Description Frans Pop 2008-09-12 02:42:02 UTC
Latest working kernel version: Unknown
Earliest failing kernel version: Unknown; first seen with 2.6.27-rc4
Distribution: Debian
Hardware Environment: HP Compaq 2510p laptop
Software Environment: Debian unstable

Problem Description:
Most of the time the laptop resumes perfectly from suspend, but sometimes (about 1 in 5-10 times) it fails to resume fairly early (with the display still off). Only solution at that point is a hard power off.

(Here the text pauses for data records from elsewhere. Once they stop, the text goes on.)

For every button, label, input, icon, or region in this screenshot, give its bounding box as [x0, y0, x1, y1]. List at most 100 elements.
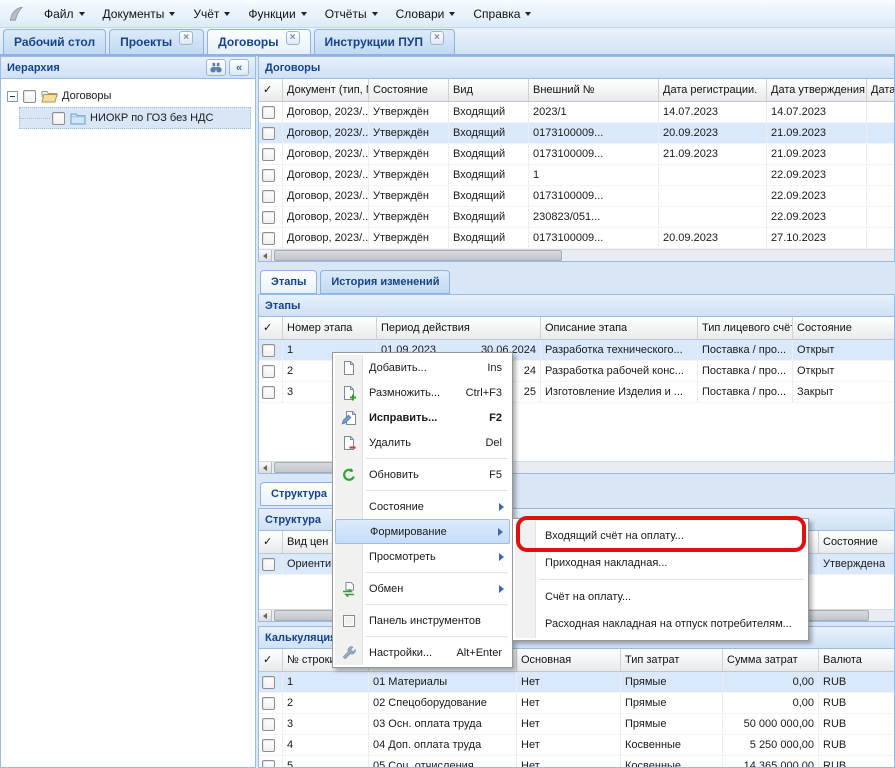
table-row[interactable]: Договор, 2023/... Утверждён Входящий 017… [259, 228, 894, 249]
table-row-selected[interactable]: Договор, 2023/... Утверждён Входящий 017… [259, 123, 894, 144]
column-approve-date[interactable]: Дата утверждения [767, 79, 867, 101]
checkbox-cell [259, 382, 283, 403]
column-state[interactable]: Состояние [819, 531, 895, 553]
row-checkbox[interactable] [262, 760, 275, 768]
tab-desktop[interactable]: Рабочий стол [3, 29, 106, 54]
collapse-node-icon[interactable] [7, 91, 18, 102]
menu-item-label: Счёт на оплату... [545, 591, 631, 603]
column-document[interactable]: Документ (тип, № [283, 79, 369, 101]
close-icon[interactable]: × [430, 31, 444, 45]
table-row[interactable]: Договор, 2023/... Утверждён Входящий 202… [259, 102, 894, 123]
search-button[interactable] [206, 59, 226, 76]
column-description[interactable]: Описание этапа [541, 317, 698, 339]
table-row[interactable]: Договор, 2023/... Утверждён Входящий 230… [259, 207, 894, 228]
menu-reports[interactable]: Отчёты [316, 3, 387, 25]
table-row[interactable]: 3 03 Осн. оплата труда Нет Прямые 50 000… [259, 714, 894, 735]
row-checkbox[interactable] [262, 697, 275, 710]
row-checkbox[interactable] [262, 169, 275, 182]
tab-structure[interactable]: Структура [260, 482, 338, 506]
menu-documents[interactable]: Документы [94, 3, 185, 25]
node-checkbox[interactable] [52, 112, 65, 125]
column-account-type[interactable]: Тип лицевого счёт [698, 317, 793, 339]
column-check[interactable]: ✓ [259, 79, 283, 101]
row-checkbox[interactable] [262, 127, 275, 140]
menu-accounting[interactable]: Учёт [184, 3, 239, 25]
menu-item-duplicate[interactable]: Размножить... Ctrl+F3 [335, 380, 510, 405]
row-checkbox[interactable] [262, 558, 275, 571]
scrollbar-thumb[interactable] [274, 250, 562, 261]
submenu-item-incoming-invoice[interactable]: Входящий счёт на оплату... [515, 522, 806, 549]
column-date[interactable]: Дата [867, 79, 895, 101]
row-checkbox[interactable] [262, 148, 275, 161]
menu-item-edit[interactable]: Исправить... F2 [335, 405, 510, 430]
menu-item-exchange[interactable]: Обмен [335, 576, 510, 601]
close-icon[interactable]: × [286, 31, 300, 45]
table-row[interactable]: 4 04 Доп. оплата труда Нет Косвенные 5 2… [259, 735, 894, 756]
tab-projects[interactable]: Проекты× [109, 29, 204, 54]
menu-separator [366, 636, 508, 637]
column-state[interactable]: Состояние [369, 79, 449, 101]
collapse-panel-button[interactable]: « [229, 59, 249, 76]
node-checkbox[interactable] [23, 90, 36, 103]
row-checkbox[interactable] [262, 676, 275, 689]
tree-node-contracts[interactable]: Договоры [5, 85, 251, 107]
submenu-item-invoice[interactable]: Счёт на оплату... [515, 583, 806, 610]
menu-item-delete[interactable]: Удалить Del [335, 430, 510, 455]
menu-item-view[interactable]: Просмотреть [335, 544, 510, 569]
menu-item-settings[interactable]: Настройки... Alt+Enter [335, 640, 510, 665]
menu-item-forming[interactable]: Формирование [335, 519, 510, 544]
tree-node-niokr[interactable]: НИОКР по ГОЗ без НДС [19, 107, 251, 129]
menu-item-refresh[interactable]: Обновить F5 [335, 462, 510, 487]
column-external-no[interactable]: Внешний № [529, 79, 659, 101]
column-main[interactable]: Основная [517, 649, 621, 671]
menu-item-toolbar[interactable]: Панель инструментов [335, 608, 510, 633]
row-checkbox[interactable] [262, 386, 275, 399]
scroll-left-button[interactable] [259, 462, 272, 473]
scroll-left-button[interactable] [259, 610, 272, 621]
horizontal-scrollbar[interactable] [259, 249, 894, 261]
close-icon[interactable]: × [179, 31, 193, 45]
menu-help[interactable]: Справка [464, 3, 540, 25]
table-row[interactable]: 5 05 Соц. отчисления Нет Косвенные 14 36… [259, 756, 894, 768]
menu-file[interactable]: Файл [35, 3, 94, 25]
column-reg-date[interactable]: Дата регистрации. [659, 79, 767, 101]
column-kind[interactable]: Вид [449, 79, 529, 101]
tab-history[interactable]: История изменений [320, 270, 450, 294]
checkbox-cell [259, 714, 283, 735]
column-currency[interactable]: Валюта [819, 649, 895, 671]
column-cost-sum[interactable]: Сумма затрат [723, 649, 819, 671]
column-cost-type[interactable]: Тип затрат [621, 649, 723, 671]
cell-external-no: 0173100009... [529, 186, 659, 207]
submenu-item-outgoing-waybill[interactable]: Расходная накладная на отпуск потребител… [515, 610, 806, 637]
tab-instructions[interactable]: Инструкции ПУП× [314, 29, 455, 54]
scroll-left-button[interactable] [259, 250, 272, 261]
row-checkbox[interactable] [262, 232, 275, 245]
menu-item-state[interactable]: Состояние [335, 494, 510, 519]
table-row[interactable]: Договор, 2023/... Утверждён Входящий 1 2… [259, 165, 894, 186]
menu-functions[interactable]: Функции [239, 3, 315, 25]
table-row-selected[interactable]: 1 01 Материалы Нет Прямые 0,00 RUB [259, 672, 894, 693]
column-check[interactable]: ✓ [259, 649, 283, 671]
tab-contracts[interactable]: Договоры× [207, 29, 310, 54]
column-stage-no[interactable]: Номер этапа [283, 317, 377, 339]
tab-stages[interactable]: Этапы [260, 270, 317, 294]
column-state[interactable]: Состояние [793, 317, 895, 339]
column-period[interactable]: Период действия [377, 317, 541, 339]
row-checkbox[interactable] [262, 365, 275, 378]
row-checkbox[interactable] [262, 739, 275, 752]
row-checkbox[interactable] [262, 190, 275, 203]
row-checkbox[interactable] [262, 211, 275, 224]
menu-item-add[interactable]: Добавить... Ins [335, 355, 510, 380]
tree-connector [20, 118, 50, 119]
row-checkbox[interactable] [262, 106, 275, 119]
table-row[interactable]: Договор, 2023/... Утверждён Входящий 017… [259, 186, 894, 207]
table-row[interactable]: 2 02 Спецоборудование Нет Прямые 0,00 RU… [259, 693, 894, 714]
column-check[interactable]: ✓ [259, 317, 283, 339]
submenu-item-incoming-waybill[interactable]: Приходная накладная... [515, 549, 806, 576]
row-checkbox[interactable] [262, 718, 275, 731]
table-row[interactable]: Договор, 2023/... Утверждён Входящий 017… [259, 144, 894, 165]
menu-dictionaries[interactable]: Словари [387, 3, 465, 25]
cell-kind: Входящий [449, 165, 529, 186]
column-check[interactable]: ✓ [259, 531, 283, 553]
row-checkbox[interactable] [262, 344, 275, 357]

I've used pm_trace to try to find out the cause of the failure. That gave:
  Magic number: 0:983:221
  hash matches drivers/base/power/main.c:350
e1000e 0000:00:19.0: hash matches
rtc_cmos 00:06: setting system clock to 2020-12-11 09:12:26 UTC (1607677946)

So it looks like the e1000e device or driver is the cause.
(Line 350 in power/main.c has 'TRACE_RESUME(0);'.)

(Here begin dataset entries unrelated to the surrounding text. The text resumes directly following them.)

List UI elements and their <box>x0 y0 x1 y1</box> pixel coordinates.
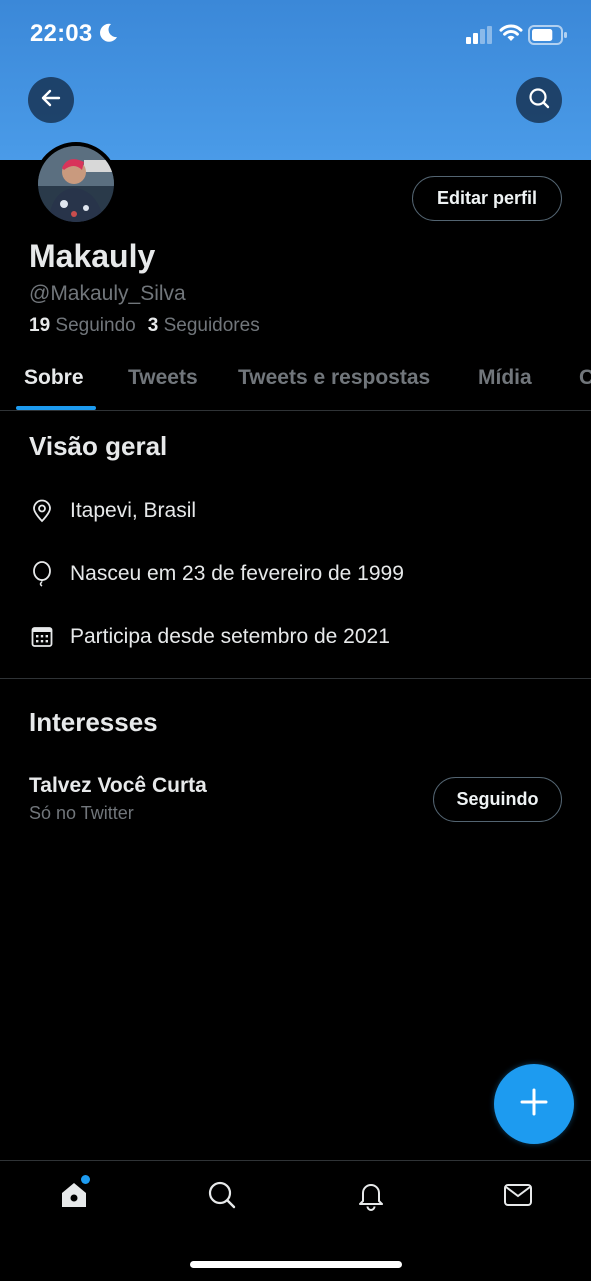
mail-icon <box>502 1179 534 1216</box>
wifi-icon <box>499 23 523 48</box>
nav-search[interactable] <box>204 1179 240 1215</box>
active-tab-indicator <box>16 406 96 410</box>
location-pin-icon <box>29 498 55 524</box>
edit-profile-button[interactable]: Editar perfil <box>412 176 562 221</box>
home-indicator <box>190 1261 402 1268</box>
battery-icon <box>528 25 568 50</box>
tab-sobre[interactable]: Sobre <box>24 366 84 390</box>
calendar-icon <box>29 624 55 650</box>
joined-row: Participa desde setembro de 2021 <box>29 622 390 652</box>
status-bar: 22:03 <box>0 0 591 70</box>
followers-link[interactable]: 3 Seguidores <box>148 315 260 336</box>
section-divider <box>0 678 591 679</box>
arrow-left-icon <box>39 86 63 115</box>
following-button[interactable]: Seguindo <box>433 777 562 822</box>
notification-dot <box>81 1175 90 1184</box>
joined-text: Participa desde setembro de 2021 <box>70 625 390 648</box>
follow-stats: 19 Seguindo 3 Seguidores <box>29 315 260 337</box>
compose-tweet-button[interactable] <box>494 1064 574 1144</box>
nav-messages[interactable] <box>500 1179 536 1215</box>
profile-name: Makauly <box>29 238 156 274</box>
plus-icon <box>519 1087 549 1122</box>
tab-curtidas[interactable]: C <box>579 366 591 390</box>
followers-count: 3 <box>147 315 159 336</box>
nav-notifications[interactable] <box>353 1179 389 1215</box>
avatar[interactable] <box>34 142 118 226</box>
home-icon <box>58 1179 90 1216</box>
location-row: Itapevi, Brasil <box>29 496 196 526</box>
interest-subtitle: Só no Twitter <box>29 803 134 823</box>
search-button[interactable] <box>516 77 562 123</box>
tab-midia[interactable]: Mídia <box>478 366 532 390</box>
tab-tweets[interactable]: Tweets <box>128 366 198 390</box>
tab-tweets-e-respostas[interactable]: Tweets e respostas <box>238 366 430 390</box>
moon-icon <box>98 22 118 49</box>
cellular-signal-icon <box>466 26 493 49</box>
following-count: 19 <box>29 315 51 336</box>
birthday-row: Nasceu em 23 de fevereiro de 1999 <box>29 559 404 589</box>
bell-icon <box>355 1179 387 1216</box>
following-link[interactable]: 19 Seguindo <box>29 315 136 336</box>
search-icon <box>527 86 551 115</box>
birthday-text: Nasceu em 23 de fevereiro de 1999 <box>70 562 404 585</box>
balloon-icon <box>29 561 55 587</box>
interest-name[interactable]: Talvez Você Curta <box>29 774 207 798</box>
profile-tabs: Sobre Tweets Tweets e respostas Mídia C <box>0 350 591 411</box>
interests-title: Interesses <box>29 707 158 737</box>
nav-home[interactable] <box>56 1179 92 1215</box>
following-label: Seguindo <box>55 315 136 336</box>
status-time: 22:03 <box>30 20 93 47</box>
overview-title: Visão geral <box>29 431 168 461</box>
back-button[interactable] <box>28 77 74 123</box>
followers-label: Seguidores <box>163 315 260 336</box>
profile-handle: @Makauly_Silva <box>29 282 186 305</box>
search-icon <box>206 1179 238 1216</box>
location-text: Itapevi, Brasil <box>70 499 197 522</box>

This was with e1000e compiled into the kernel (as I wanted to use netconsole for another issue), but I've also seen the failure with e1000e modular.
I will now make e1000e modular again and unload it before suspending to see if that makes resume stable.

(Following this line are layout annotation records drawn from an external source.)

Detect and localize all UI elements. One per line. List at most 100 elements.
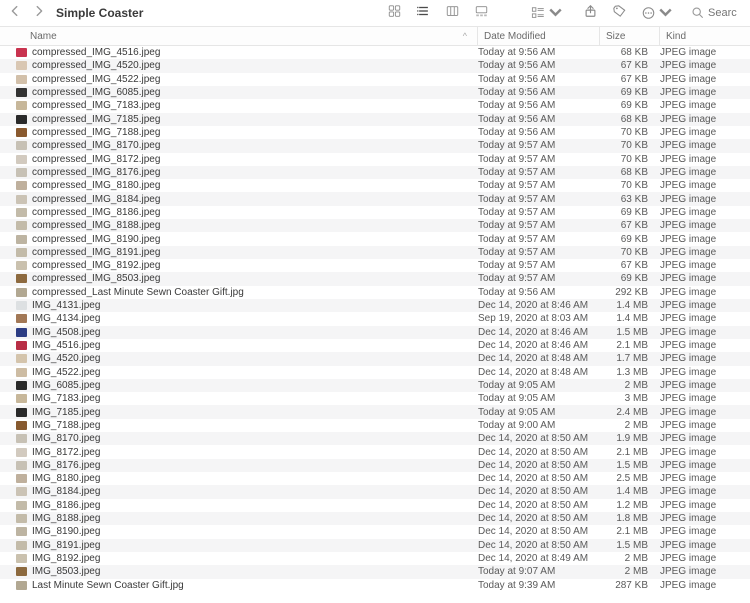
column-header-date[interactable]: Date Modified	[478, 27, 600, 45]
file-name: IMG_8186.jpeg	[32, 500, 100, 511]
file-thumbnail-icon	[16, 48, 27, 57]
list-view-button[interactable]	[416, 4, 431, 21]
columns-view-button[interactable]	[445, 4, 460, 21]
file-row[interactable]: compressed_IMG_7183.jpegToday at 9:56 AM…	[0, 99, 750, 112]
file-row[interactable]: IMG_4134.jpegSep 19, 2020 at 8:03 AM1.4 …	[0, 312, 750, 325]
file-size: 1.2 MB	[600, 500, 660, 511]
file-row[interactable]: compressed_IMG_8503.jpegToday at 9:57 AM…	[0, 272, 750, 285]
file-row[interactable]: IMG_8170.jpegDec 14, 2020 at 8:50 AM1.9 …	[0, 432, 750, 445]
file-name: IMG_8180.jpeg	[32, 473, 100, 484]
file-kind: JPEG image	[660, 380, 750, 391]
file-row[interactable]: IMG_8186.jpeg Dec 14, 2020 at 8:50 AM1.2 …	[0, 499, 750, 512]
toolbar: Simple Coaster	[0, 0, 750, 26]
file-row[interactable]: IMG_6085.jpegToday at 9:05 AM2 MBJPEG im…	[0, 379, 750, 392]
back-button[interactable]	[8, 4, 22, 21]
file-row[interactable]: compressed_IMG_8192.jpegToday at 9:57 AM…	[0, 259, 750, 272]
file-row[interactable]: IMG_8172.jpegDec 14, 2020 at 8:50 AM2.1 …	[0, 445, 750, 458]
file-thumbnail-icon	[16, 527, 27, 536]
group-menu[interactable]	[531, 6, 563, 20]
file-name: compressed_IMG_7183.jpeg	[32, 100, 160, 111]
file-row[interactable]: compressed_IMG_8170.jpegToday at 9:57 AM…	[0, 139, 750, 152]
share-button[interactable]	[583, 4, 598, 21]
file-size: 2 MB	[600, 566, 660, 577]
file-row[interactable]: IMG_7185.jpegToday at 9:05 AM2.4 MBJPEG …	[0, 405, 750, 418]
file-row[interactable]: compressed_IMG_6085.jpegToday at 9:56 AM…	[0, 86, 750, 99]
column-header-kind[interactable]: Kind	[660, 27, 750, 45]
file-size: 2 MB	[600, 380, 660, 391]
file-size: 1.5 MB	[600, 540, 660, 551]
file-row[interactable]: IMG_4516.jpegDec 14, 2020 at 8:46 AM2.1 …	[0, 339, 750, 352]
file-name: IMG_7185.jpeg	[32, 407, 100, 418]
file-row[interactable]: compressed_IMG_4520.jpegToday at 9:56 AM…	[0, 59, 750, 72]
file-size: 1.4 MB	[600, 300, 660, 311]
file-date: Today at 9:00 AM	[478, 420, 600, 431]
file-thumbnail-icon	[16, 408, 27, 417]
file-size: 69 KB	[600, 273, 660, 284]
file-name: compressed_IMG_8180.jpeg	[32, 180, 160, 191]
file-row[interactable]: compressed_IMG_8176.jpegToday at 9:57 AM…	[0, 166, 750, 179]
sort-indicator-icon: ^	[463, 31, 467, 41]
view-switcher	[387, 4, 489, 21]
file-row[interactable]: compressed_IMG_8180.jpegToday at 9:57 AM…	[0, 179, 750, 192]
file-row[interactable]: compressed_IMG_8186.jpegToday at 9:57 AM…	[0, 206, 750, 219]
file-kind: JPEG image	[660, 566, 750, 577]
file-kind: JPEG image	[660, 513, 750, 524]
file-name: compressed_IMG_8176.jpeg	[32, 167, 160, 178]
file-row[interactable]: IMG_7188.jpegToday at 9:00 AM2 MBJPEG im…	[0, 419, 750, 432]
file-row[interactable]: compressed_IMG_8188.jpegToday at 9:57 AM…	[0, 219, 750, 232]
list-icon	[416, 4, 431, 18]
file-row[interactable]: compressed_IMG_4522.jpegToday at 9:56 AM…	[0, 73, 750, 86]
file-row[interactable]: compressed_IMG_8190.jpegToday at 9:57 AM…	[0, 232, 750, 245]
more-button[interactable]	[641, 6, 673, 20]
file-kind: JPEG image	[660, 486, 750, 497]
file-row[interactable]: compressed_Last Minute Sewn Coaster Gift…	[0, 286, 750, 299]
file-row[interactable]: IMG_8184.jpegDec 14, 2020 at 8:50 AM1.4 …	[0, 485, 750, 498]
file-name: IMG_8184.jpeg	[32, 486, 100, 497]
file-kind: JPEG image	[660, 260, 750, 271]
nav-arrows	[8, 4, 46, 21]
file-row[interactable]: IMG_4131.jpegDec 14, 2020 at 8:46 AM1.4 …	[0, 299, 750, 312]
file-list[interactable]: compressed_IMG_4516.jpegToday at 9:56 AM…	[0, 46, 750, 603]
file-thumbnail-icon	[16, 208, 27, 217]
file-name: compressed_IMG_4516.jpeg	[32, 47, 160, 58]
file-name: compressed_IMG_8190.jpeg	[32, 234, 160, 245]
file-date: Today at 9:57 AM	[478, 260, 600, 271]
file-kind: JPEG image	[660, 553, 750, 564]
file-kind: JPEG image	[660, 526, 750, 537]
file-row[interactable]: IMG_8191.jpegDec 14, 2020 at 8:50 AM1.5 …	[0, 539, 750, 552]
file-thumbnail-icon	[16, 61, 27, 70]
file-row[interactable]: IMG_8180.jpegDec 14, 2020 at 8:50 AM2.5 …	[0, 472, 750, 485]
file-date: Dec 14, 2020 at 8:50 AM	[478, 500, 600, 511]
file-date: Today at 9:57 AM	[478, 154, 600, 165]
file-row[interactable]: IMG_4508.jpegDec 14, 2020 at 8:46 AM1.5 …	[0, 326, 750, 339]
file-row[interactable]: compressed_IMG_8184.jpegToday at 9:57 AM…	[0, 192, 750, 205]
column-header-name[interactable]: Name ^	[0, 27, 478, 45]
file-row[interactable]: IMG_4522.jpegDec 14, 2020 at 8:48 AM1.3 …	[0, 366, 750, 379]
file-row[interactable]: compressed_IMG_8191.jpegToday at 9:57 AM…	[0, 246, 750, 259]
file-row[interactable]: compressed_IMG_4516.jpegToday at 9:56 AM…	[0, 46, 750, 59]
file-kind: JPEG image	[660, 154, 750, 165]
file-row[interactable]: IMG_8176.jpegDec 14, 2020 at 8:50 AM1.5 …	[0, 459, 750, 472]
file-row[interactable]: IMG_8503.jpegToday at 9:07 AM2 MBJPEG im…	[0, 565, 750, 578]
file-row[interactable]: compressed_IMG_7185.jpegToday at 9:56 AM…	[0, 113, 750, 126]
search-icon	[691, 6, 704, 19]
forward-button[interactable]	[32, 4, 46, 21]
file-row[interactable]: compressed_IMG_7188.jpegToday at 9:56 AM…	[0, 126, 750, 139]
file-row[interactable]: compressed_IMG_8172.jpegToday at 9:57 AM…	[0, 153, 750, 166]
file-row[interactable]: IMG_8192.jpegDec 14, 2020 at 8:49 AM2 MB…	[0, 552, 750, 565]
search-field[interactable]	[691, 6, 742, 19]
file-row[interactable]: Last Minute Sewn Coaster Gift.jpgToday a…	[0, 579, 750, 592]
file-row[interactable]: IMG_8190.jpegDec 14, 2020 at 8:50 AM2.1 …	[0, 525, 750, 538]
file-kind: JPEG image	[660, 580, 750, 591]
file-name: IMG_4508.jpeg	[32, 327, 100, 338]
gallery-view-button[interactable]	[474, 4, 489, 21]
search-input[interactable]	[708, 7, 742, 19]
icons-view-button[interactable]	[387, 4, 402, 21]
file-thumbnail-icon	[16, 341, 27, 350]
file-row[interactable]: IMG_8188.jpegDec 14, 2020 at 8:50 AM1.8 …	[0, 512, 750, 525]
file-row[interactable]: IMG_7183.jpegToday at 9:05 AM3 MBJPEG im…	[0, 392, 750, 405]
column-header-size[interactable]: Size	[600, 27, 660, 45]
tag-button[interactable]	[612, 4, 627, 21]
group-icon	[531, 6, 546, 20]
file-row[interactable]: IMG_4520.jpegDec 14, 2020 at 8:48 AM1.7 …	[0, 352, 750, 365]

Note that the eth0 NIC is unused (no cable connected). I use the wireless NIC instead.

Suggestions how to do further tracing or instrumentation would be very welcome.
Comment 1 Anonymous Emailer 2008-09-12 09:05:30 UTC
Reply-To: akpm@linux-foundation.org


(switched to email.  Please respond via emailed reply-to-all, not via the
bugzilla web interface).

On Fri, 12 Sep 2008 02:42:03 -0700 (PDT) bugme-daemon@bugzilla.kernel.org wrote:

> http://bugzilla.kernel.org/show_bug.cgi?id=11545
> 
>            Summary: e1000e: Sometimes causes resume from suspend to RAM to
>                     fail
>            Product: Drivers
>            Version: 2.5
>      KernelVersion: 2.6.27-rc6
>           Platform: All
>         OS/Version: Linux
>               Tree: Mainline
>             Status: NEW
>           Severity: normal
>           Priority: P1
>          Component: Network
>         AssignedTo: jgarzik@pobox.com
>         ReportedBy: elendil@planet.nl
>                 CC: rjw@sisk.pl
> 
> 
> Latest working kernel version: Unknown
> Earliest failing kernel version: Unknown; first seen with 2.6.27-rc4
> Distribution: Debian
> Hardware Environment: HP Compaq 2510p laptop
> Software Environment: Debian unstable
> 
> Problem Description:
> Most of the time the laptop resumes perfectly from suspend, but sometimes
> (about 1 in 5-10 times) it fails to resume fairly early (with the display
> still
> off). Only solution at that point is a hard power off.
> 
> I've used pm_trace to try to find out the cause of the failure. That gave:
>   Magic number: 0:983:221
>   hash matches drivers/base/power/main.c:350
> e1000e 0000:00:19.0: hash matches
> rtc_cmos 00:06: setting system clock to 2020-12-11 09:12:26 UTC (1607677946)
> 
> So it looks like the e1000e device or driver is the cause.
> (Line 350 in power/main.c has 'TRACE_RESUME(0);'.)
> 
> This was with e1000e compiled into the kernel (as I wanted to use netconsole
> for another issue), but I've also seen the failure with e1000e modular.
> I will now make e1000e modular again and unload it before suspending to see
> if
> that makes resume stable.
> 
> Note that the eth0 NIC is unused (no cable connected). I use the wireless NIC
> instead.
> 
> Suggestions how to do further tracing or instrumentation would be very
> welcome.
> 
Comment 2 Frans Pop 2008-09-16 10:55:52 UTC
After making sure the e1000e module is unloaded before suspending I'm still seeing the failure to resume. I've just captured another occurrence and this time I get:
Magic number: 4:989:661
block ram14: hash matches
acpi PNP0C0A:00: hash matches

PNP0C0A is the battery...

I'm totally lost here. Any help would be appreciated.
Comment 3 Frans Pop 2008-12-04 03:15:34 UTC
References: http://marc.info/?l=linux-kernel&m=122818451003644&w=4

*** This bug has been marked as a duplicate of bug 12121 ***